Thursday, officials said they had been working nonstop to get the person who killed Jocelyn off the streets. It was surveillance video and witnesses who helped the cops make the arrests on Thursday, officials said.
Kevin Satterwhite, the acting police chief of Houston, said, “The teams were out there looking through every possible video feed and talking to everyone who might have seen or heard something.” Their hard work paid off because we were able to find video and follow our suspects and Jocelyn all the way to the place where she was killed and dumped in the water in a swamp.
Satterwhite said that tests would show if the girl had been sexually abused.
John Whitmire, the mayor of Houston, said the case was terrible.
He said, “As mayor, grandfather, and father, it doesn’t get any worse.”
Police in Houston, led by Lt. Stephen Hope, said that the suspects were seen on a security camera leaving a restaurant together on Sunday night.

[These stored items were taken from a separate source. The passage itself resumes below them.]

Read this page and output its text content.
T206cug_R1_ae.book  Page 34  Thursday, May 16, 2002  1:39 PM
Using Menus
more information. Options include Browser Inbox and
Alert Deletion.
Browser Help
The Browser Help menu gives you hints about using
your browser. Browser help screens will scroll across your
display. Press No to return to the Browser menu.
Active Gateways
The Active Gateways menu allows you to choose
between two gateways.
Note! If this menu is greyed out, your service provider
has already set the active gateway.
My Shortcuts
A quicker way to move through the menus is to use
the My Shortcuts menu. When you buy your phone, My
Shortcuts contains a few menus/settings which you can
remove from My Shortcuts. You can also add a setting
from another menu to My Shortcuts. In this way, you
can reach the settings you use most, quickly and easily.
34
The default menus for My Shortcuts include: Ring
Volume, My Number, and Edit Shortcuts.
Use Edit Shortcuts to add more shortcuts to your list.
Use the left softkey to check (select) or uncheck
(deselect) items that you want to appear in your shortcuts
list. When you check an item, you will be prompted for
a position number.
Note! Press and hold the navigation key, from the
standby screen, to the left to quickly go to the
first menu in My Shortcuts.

Later, the men were seen talking to Jocelyn, and the three of them walked to a convenience store together. There, cops said, pictures were taken of them and later made public.
Hope said that Jocelyn was killed when the three of them walked to a bridge.

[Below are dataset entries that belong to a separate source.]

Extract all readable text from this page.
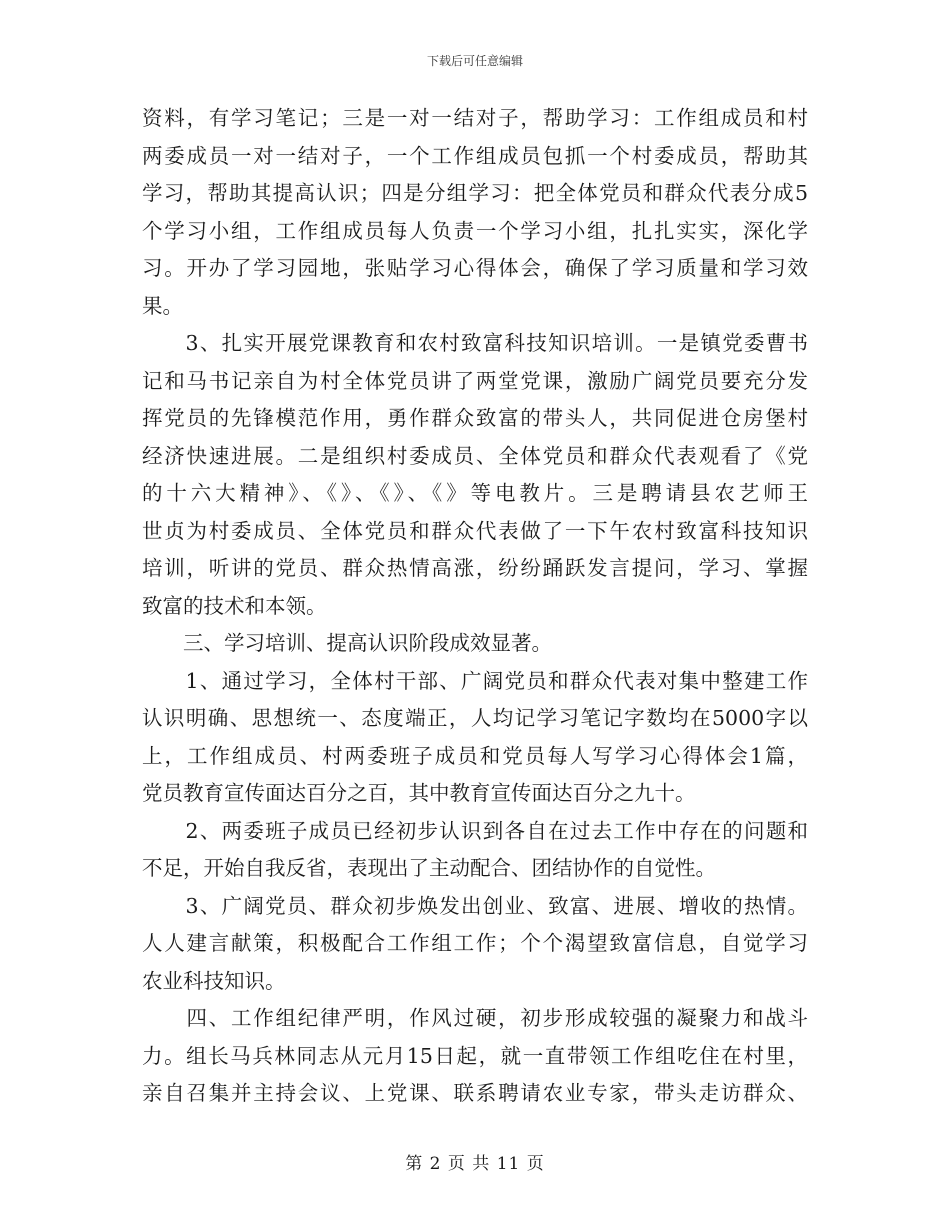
下载后可任意编辑
资料，有学习笔记；三是一对一结对子，帮助学习：工作组成员和村
两委成员一对一结对子，一个工作组成员包抓一个村委成员，帮助其
学习，帮助其提高认识；四是分组学习：把全体党员和群众代表分成5
个学习小组，工作组成员每人负责一个学习小组，扎扎实实，深化学
习。开办了学习园地，张贴学习心得体会，确保了学习质量和学习效
果。
　　3、扎实开展党课教育和农村致富科技知识培训。一是镇党委曹书
记和马书记亲自为村全体党员讲了两堂党课，激励广阔党员要充分发
挥党员的先锋模范作用，勇作群众致富的带头人，共同促进仓房堡村
经济快速进展。二是组织村委成员、全体党员和群众代表观看了《党
的十六大精神》、《》、《》、《》等电教片。三是聘请县农艺师王
世贞为村委成员、全体党员和群众代表做了一下午农村致富科技知识
培训，听讲的党员、群众热情高涨，纷纷踊跃发言提问，学习、掌握
致富的技术和本领。
　　三、学习培训、提高认识阶段成效显著。
　　1、通过学习，全体村干部、广阔党员和群众代表对集中整建工作
认识明确、思想统一、态度端正，人均记学习笔记字数均在5000字以
上，工作组成员、村两委班子成员和党员每人写学习心得体会1篇，
党员教育宣传面达百分之百，其中教育宣传面达百分之九十。
　　2、两委班子成员已经初步认识到各自在过去工作中存在的问题和
不足，开始自我反省，表现出了主动配合、团结协作的自觉性。
　　3、广阔党员、群众初步焕发出创业、致富、进展、增收的热情。
人人建言献策，积极配合工作组工作；个个渴望致富信息，自觉学习
农业科技知识。
　　四、工作组纪律严明，作风过硬，初步形成较强的凝聚力和战斗
力。组长马兵林同志从元月15日起，就一直带领工作组吃住在村里，
亲自召集并主持会议、上党课、联系聘请农业专家，带头走访群众、
第 2 页 共 11 页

Hope said that the suspects and Jocelyn were together for a few hours before she was killed.
John Donnelly, a spokesman for the county’s district attorney’s office, said that Martinez-Rangel and Pena were being held in the Harris County Jail on Friday afternoon.
Martinez-Rangel and Pena were set to appear in court for the first time on Friday during a probable cause hearing in front of a judge. Donnelly said that prosecutors planned to ask for a $1 million bond for each suspect.
Late Friday night, it wasn’t clear if Martinez-Rangel and Pena had hired lawyers.
As of Friday afternoon, the suspects were not eligible for the death sentence. However, Donnelly said, that could change as their cases move through the courts.
On both suspects’ court records, Immigration and Customs Enforcement put holds on them because they broke immigration laws.
At the press conference on Thursday, the authorities said that anyone who wanted to know about the suspects’ immigration status should contact Homeland Security Investigations. I tried to get in touch with someone Friday at the Department of Homeland Security, U.S. Citizenship and Immigration Services, or ICE but could not reach anyone.
The mother of Jocelyn, Alexis Nungaray, told the Houston NBC affiliate KPRC that she had never seen the two guys before. She didn’t know if her daughter knew them, and she told the news station that they didn’t live in the same building as her and Jocelyn.